Ce renouveau de l’intérêt pour les sciences humaines et sociales doit beaucoup aux associations représentant les SHS à Bruxelles, et particulièrement à l’investissement de Didier Georgakakis, que l’AFSP a mandaté pour la représenter dans la Confédération européenne des associations de sciences politiques (ECPSA) en 2010 et que nous remercions sincèrement. Vice-président de la confédération responsable des relations avec l’UE, il a contribué à la fondation de l’European Alliance for Social Sciences and Humanities (EASSH) qui est devenue avec l’ECPSA, et sous la présidence d’Olivier Bouin (FMSH), un interlocuteur majeur de la DG recherche de la Commission européenne. Représentant la science politique européenne lors des consultations de la Commission, il a été à l’origine de l’initiative « 1 billion or more for Democratic societies in Horizon Europe » qui a largement circulé dans les milieux européens (cf. ce que ses recherches appellent le « champ de l’Eurocratie ») et dont la doctrine a été opportunément relayée par la publication d’un think tank bruxellois à plus de 30 000 exemplaires en octobre (relayé par l’AFSP le 19 novembre 2020), avant d’être l’un des lanceurs d’alerte auprès des acteurs clefs de cette politique qui a permis de rapatrier 1 point de budget et 900 millions d’euros dans le cluster 2 lors des tous derniers moments de la négociation budgétaire en décembre dernier.

Ce nouvel investissement d’Horizon Europe dans les SHS arrive à point nommé étant donné le contexte de crise que nous connaissons.
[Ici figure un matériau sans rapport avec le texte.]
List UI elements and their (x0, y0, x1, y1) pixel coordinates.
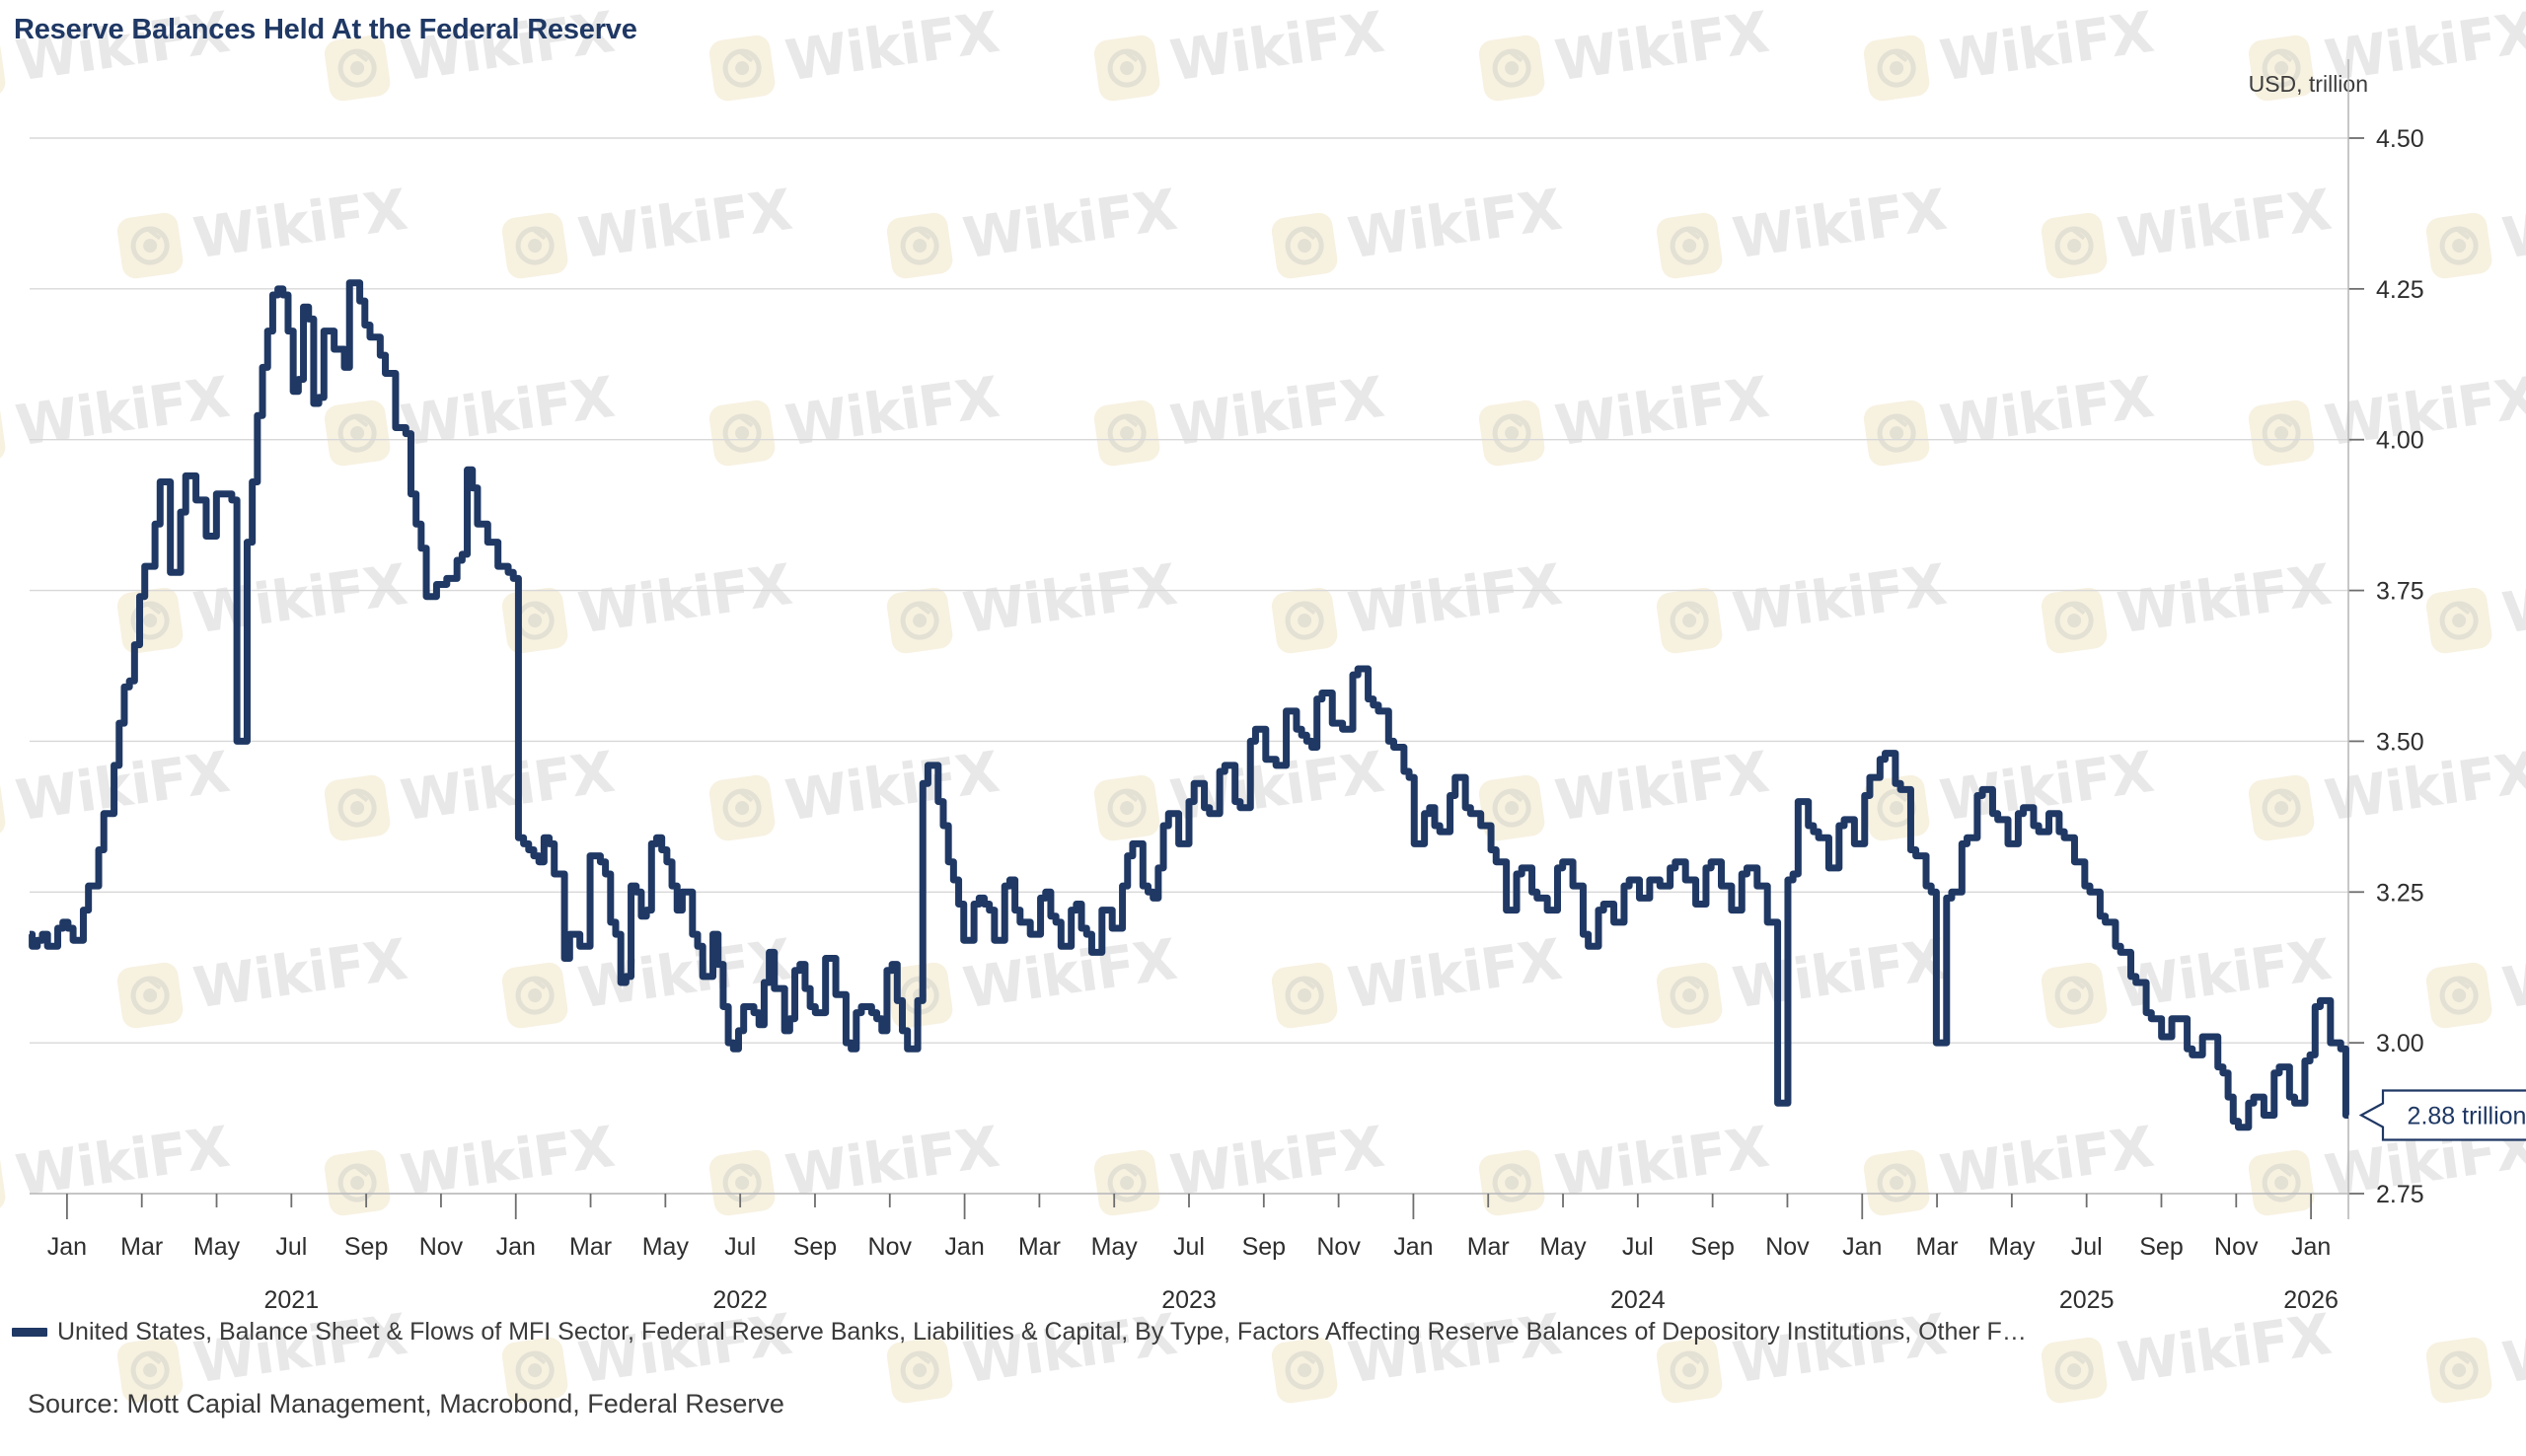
x-tick-label: Nov (2214, 1233, 2259, 1261)
x-tick-label: Mar (1916, 1233, 1959, 1261)
x-tick-label: Nov (868, 1233, 913, 1261)
x-tick-label: Mar (1467, 1233, 1510, 1261)
x-tick-label: Mar (1018, 1233, 1061, 1261)
x-tick-label: May (1539, 1233, 1587, 1261)
y-tick-label: 4.25 (2376, 276, 2424, 304)
legend-color-swatch (12, 1328, 47, 1337)
x-tick-label: Sep (2139, 1233, 2183, 1261)
x-tick-label: Jan (47, 1233, 87, 1261)
x-tick-label: Nov (1765, 1233, 1810, 1261)
y-tick-label: 4.50 (2376, 125, 2424, 153)
chart-legend: United States, Balance Sheet & Flows of … (12, 1318, 2027, 1347)
x-year-label: 2026 (2283, 1286, 2339, 1312)
x-tick-label: Jul (275, 1233, 307, 1261)
x-year-label: 2025 (2059, 1286, 2115, 1312)
x-tick-label: Jan (2291, 1233, 2331, 1261)
y-tick-label: 3.25 (2376, 879, 2424, 907)
x-tick-label: Sep (1690, 1233, 1734, 1261)
y-axis-group: 4.50 4.25 4.00 3.75 3.50 3.25 3.00 2.75 (2347, 59, 2424, 1219)
x-tick-label: May (193, 1233, 241, 1261)
x-tick-label: Jan (944, 1233, 984, 1261)
x-year-label: 2023 (1161, 1286, 1217, 1312)
x-tick-label: May (1091, 1233, 1139, 1261)
x-axis-group: Jan Mar May Jul Sep Nov Jan Mar May Jul Sep Nov Jan M… (30, 1193, 2348, 1312)
x-tick-label: May (1988, 1233, 2036, 1261)
x-tick-label: Nov (419, 1233, 464, 1261)
x-tick-label: Jul (1622, 1233, 1654, 1261)
x-year-label: 2022 (712, 1286, 768, 1312)
legend-series-label: United States, Balance Sheet & Flows of … (57, 1318, 2027, 1346)
x-tick-label: Jul (724, 1233, 756, 1261)
x-tick-label: Jan (1842, 1233, 1882, 1261)
x-tick-label: Mar (569, 1233, 612, 1261)
x-tick-label: Sep (793, 1233, 837, 1261)
y-tick-label: 3.75 (2376, 578, 2424, 606)
value-callout: 2.88 trillion (2358, 1089, 2526, 1141)
x-tick-label: Jan (496, 1233, 536, 1261)
series-line-path (29, 279, 2349, 1131)
gridlines-group (30, 137, 2348, 1195)
x-tick-label: May (642, 1233, 690, 1261)
line-chart-plot: 4.50 4.25 4.00 3.75 3.50 3.25 3.00 2.75 Jan Mar M… (29, 59, 2526, 1312)
x-year-label: 2021 (264, 1286, 320, 1312)
source-note: Source: Mott Capial Management, Macrobon… (28, 1389, 784, 1419)
x-tick-label: Jul (1173, 1233, 1205, 1261)
x-tick-label: Jul (2071, 1233, 2103, 1261)
x-tick-label: Sep (1242, 1233, 1286, 1261)
x-year-label: 2024 (1610, 1286, 1666, 1312)
x-tick-label: Jan (1393, 1233, 1433, 1261)
callout-value-label: 2.88 trillion (2408, 1103, 2526, 1130)
y-tick-label: 3.00 (2376, 1030, 2424, 1057)
callout-bubble (2358, 1089, 2526, 1141)
data-series-group (29, 279, 2349, 1131)
y-tick-label: 3.50 (2376, 728, 2424, 756)
y-tick-label: 4.00 (2376, 427, 2424, 455)
x-tick-label: Mar (120, 1233, 163, 1261)
x-tick-label: Nov (1316, 1233, 1361, 1261)
x-tick-label: Sep (344, 1233, 388, 1261)
y-tick-label: 2.75 (2376, 1181, 2424, 1208)
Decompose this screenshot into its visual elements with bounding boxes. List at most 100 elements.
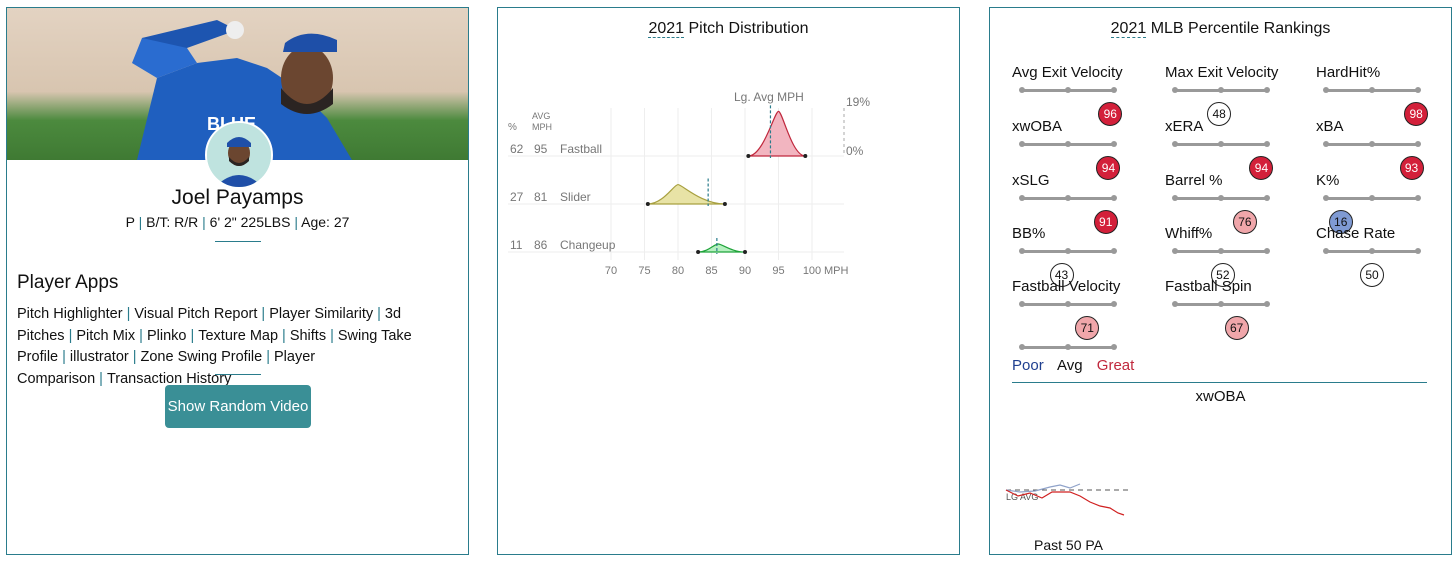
pct-scale-min: 0% (846, 144, 864, 158)
app-link[interactable]: Pitch Highlighter (17, 306, 123, 322)
player-age: Age: 27 (301, 214, 350, 230)
link-separator: | (139, 327, 143, 344)
percentile-bubble: 67 (1224, 316, 1249, 340)
metric-xera[interactable]: xERA 94 (1165, 118, 1305, 180)
app-link[interactable]: Pitch Mix (76, 327, 136, 344)
column-header-pct: % (508, 122, 517, 133)
x-tick-label: 100 (803, 265, 821, 277)
curve-endpoint (645, 202, 650, 206)
percentile-bubble: 94 (1249, 156, 1274, 180)
metric-whiff[interactable]: Whiff% 52 (1165, 225, 1305, 287)
link-separator: | (68, 327, 73, 344)
link-separator: | (282, 327, 286, 344)
link-separator: | (266, 349, 270, 365)
column-header-mph: MPH (532, 122, 552, 132)
season-year[interactable]: 2021 (1110, 20, 1147, 38)
link-separator: | (330, 327, 334, 344)
percentile-track: 94 (1172, 141, 1274, 180)
metric-avg-exit-velocity[interactable]: Avg Exit Velocity 96 (1012, 64, 1152, 126)
percentile-rankings-panel: 2021 MLB Percentile Rankings Avg Exit Ve… (989, 7, 1452, 555)
link-separator: | (126, 306, 131, 322)
metric-label: Chase Rate (1316, 225, 1396, 242)
app-link[interactable]: Transaction History (106, 370, 232, 387)
percentile-track: 67 (1172, 301, 1270, 340)
metric-fastball-velocity[interactable]: Fastball Velocity 71 (1012, 278, 1152, 340)
app-link[interactable]: Swing Take Profile (17, 327, 412, 366)
league-average-mph-label: Lg. Avg MPH (734, 90, 804, 104)
percentile-bubble: 71 (1075, 316, 1100, 340)
app-link[interactable]: Zone Swing Profile (140, 349, 263, 365)
metric-label: Max Exit Velocity (1165, 64, 1279, 81)
x-tick-label: 95 (772, 265, 784, 277)
pitch-avg-mph: 86 (534, 238, 548, 252)
player-action-photo: BLUE (7, 8, 468, 160)
league-average-label: LG AVG (1006, 492, 1038, 502)
pitch-avg-mph: 81 (534, 190, 548, 204)
metric-k[interactable]: K% 16 (1316, 172, 1451, 234)
percentile-bubble: 16 (1328, 210, 1353, 234)
season-year[interactable]: 2021 (648, 20, 685, 38)
app-link[interactable]: illustrator (69, 349, 129, 365)
link-separator: | (377, 306, 381, 322)
metric-label: Avg Exit Velocity (1012, 64, 1123, 81)
percentile-bubble: 94 (1096, 156, 1121, 180)
curve-endpoint (743, 250, 747, 254)
past-pa-label: Past 50 PA (1034, 537, 1104, 553)
link-separator: | (261, 306, 266, 322)
metric-xslg[interactable]: xSLG 91 (1012, 172, 1152, 234)
link-separator: | (62, 349, 66, 365)
percentile-track: 96 (1019, 87, 1123, 126)
player-bio: P | B/T: R/R | 6' 2" 225LBS | Age: 27 (125, 214, 350, 230)
metric-xba[interactable]: xBA 93 (1316, 118, 1451, 180)
percentile-track: 94 (1019, 141, 1121, 180)
percentile-track: 76 (1172, 195, 1270, 234)
app-link[interactable]: Texture Map (198, 327, 279, 344)
x-tick-label: 90 (739, 265, 751, 277)
percentile-bubble: 91 (1093, 210, 1118, 234)
pitch-distribution-title: 2021 Pitch Distribution (648, 20, 809, 38)
metric-label: xBA (1316, 118, 1344, 135)
show-random-video-button[interactable]: Show Random Video (165, 385, 311, 428)
player-bat-throw: B/T: R/R (146, 214, 199, 230)
percentile-bubble: 52 (1210, 263, 1235, 287)
metric-bb[interactable]: BB% 43 (1012, 225, 1152, 287)
app-link[interactable]: 3d Pitches (17, 306, 402, 344)
percentile-track: 71 (1019, 301, 1117, 340)
app-link[interactable]: Player Similarity (269, 306, 374, 322)
app-link[interactable]: Player Comparison (17, 349, 316, 387)
percentile-track: 52 (1172, 248, 1270, 287)
metric-barrel[interactable]: Barrel % 76 (1165, 172, 1305, 234)
player-name: Joel Payamps (171, 186, 304, 209)
percentile-bubble: 48 (1207, 102, 1232, 126)
percentile-track: 43 (1019, 248, 1117, 287)
metric-fastball-spin[interactable]: Fastball Spin 67 (1165, 278, 1305, 340)
metric-label: xwOBA (1012, 118, 1063, 135)
metric-label: K% (1316, 172, 1340, 189)
metric-chase-rate[interactable]: Chase Rate 50 (1316, 225, 1451, 287)
player-height-weight: 6' 2" 225LBS (209, 214, 291, 230)
legend-avg: Avg (1057, 357, 1083, 374)
metric-label: Whiff% (1165, 225, 1213, 242)
x-tick-label: 70 (605, 265, 617, 277)
player-apps-title: Player Apps (17, 272, 119, 293)
metric-label: HardHit% (1316, 64, 1381, 81)
legend-poor: Poor (1012, 357, 1044, 374)
x-tick-label: 75 (638, 265, 650, 277)
app-link[interactable]: Visual Pitch Report (134, 306, 258, 322)
metric-xwoba[interactable]: xwOBA 94 (1012, 118, 1152, 180)
metric-label: xERA (1165, 118, 1204, 135)
pitch-pct: 62 (510, 142, 524, 156)
app-link[interactable]: Shifts (289, 327, 327, 344)
column-header-avg: AVG (532, 111, 550, 121)
xwoba-rolling-line-below (1005, 489, 1125, 516)
percentile-bubble: 96 (1098, 102, 1123, 126)
metric-max-exit-velocity[interactable]: Max Exit Velocity 48 (1165, 64, 1305, 126)
link-separator: | (190, 327, 195, 344)
app-link[interactable]: Plinko (146, 327, 187, 344)
divider (215, 374, 261, 375)
metric-hardhit[interactable]: HardHit% 98 (1316, 64, 1451, 126)
metric-label: Fastball Spin (1165, 278, 1252, 295)
legend-scale (1012, 334, 1152, 386)
pitch-pct: 11 (510, 238, 523, 252)
metric-label: BB% (1012, 225, 1046, 242)
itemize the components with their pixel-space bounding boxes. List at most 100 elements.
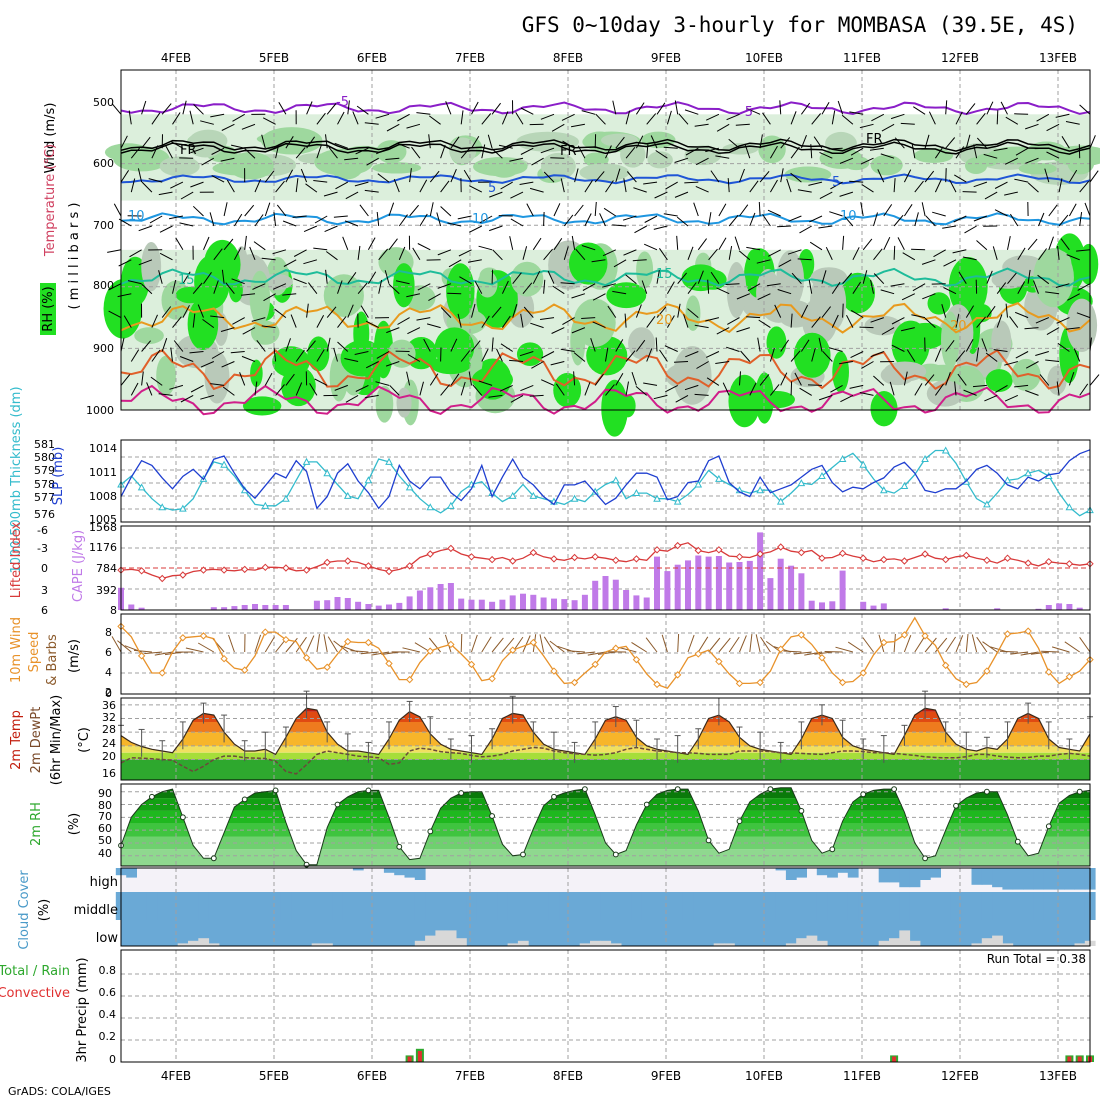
wind-barb <box>1056 381 1060 396</box>
wind-barb <box>976 316 986 328</box>
wind-barb <box>674 191 689 198</box>
wind-barb <box>687 634 695 653</box>
wind-barb <box>800 304 809 318</box>
wind-barb <box>873 375 885 386</box>
wind-barb <box>1046 151 1060 159</box>
wind10m-plot <box>111 614 1094 694</box>
wind-barb <box>780 339 790 352</box>
rh-shading <box>987 146 1046 165</box>
middle-cloud-bar <box>249 892 261 920</box>
wind-speed-point <box>570 678 579 687</box>
wind-barb <box>273 347 277 362</box>
wind-barb <box>759 170 770 183</box>
wind-speed-point <box>550 667 558 675</box>
rh-shading <box>673 346 712 405</box>
wind-barb <box>213 280 219 294</box>
wind-barb <box>221 123 235 131</box>
wind-speed-point <box>385 659 393 668</box>
wind-barb <box>231 278 245 285</box>
wind-barb <box>1009 316 1019 328</box>
top-date-labels: 4FEB 5FEB 6FEB 7FEB 8FEB 9FEB 10FEB 11FE… <box>161 51 1077 65</box>
wind-barb <box>440 384 450 396</box>
wind-barb <box>881 327 895 335</box>
wind-barb <box>842 272 852 285</box>
wind-speed-point <box>509 646 517 654</box>
wind-barb <box>1079 180 1090 193</box>
cape-bar <box>870 605 877 610</box>
wind-barb <box>138 225 153 232</box>
wind-barb <box>734 236 740 250</box>
wind-barb <box>509 157 524 162</box>
cape-bar <box>520 593 526 610</box>
wind-barb <box>337 111 345 125</box>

En ciblant la démocratie, les transformations sociales (notamment les inégalités socio-économiques et leurs effets sociaux et politiques), et la culture dans ses différentes dimensions, il devrait permettre de financer les travaux de nombreux chercheurs européens sur des sujets des plus pertinents.

Pour la recherche en SHS, le nouvel Horizon Europe crée en outre les conditions d’une complémentarité avec d’autres instruments comme l’ERC (dont le budget, largement destiné aux SHS reste constant) et les agences nationales (dont, en France, l’ANR). Surtout, le financement beaucoup plus abondant de la constitution d’équipes transnationales et interdisciplinaires thématiques permettra aux SHS d’accéder enfin à des taux de réussite comparables à d’autres grands domaines scientifiques. L’AFSP encourage donc vivement les politistes et les laboratoires à suivre dès le printemps 2021 les prochains appels à proposition. Il s’agit d’une occasion unique de tirer profit de l’habitude des politistes français à travailler avec les chercheurs d’autres disciplines et de mieux insérer et valoriser les savoir-faire de la science politique made in France dans les réseaux européens et internationaux.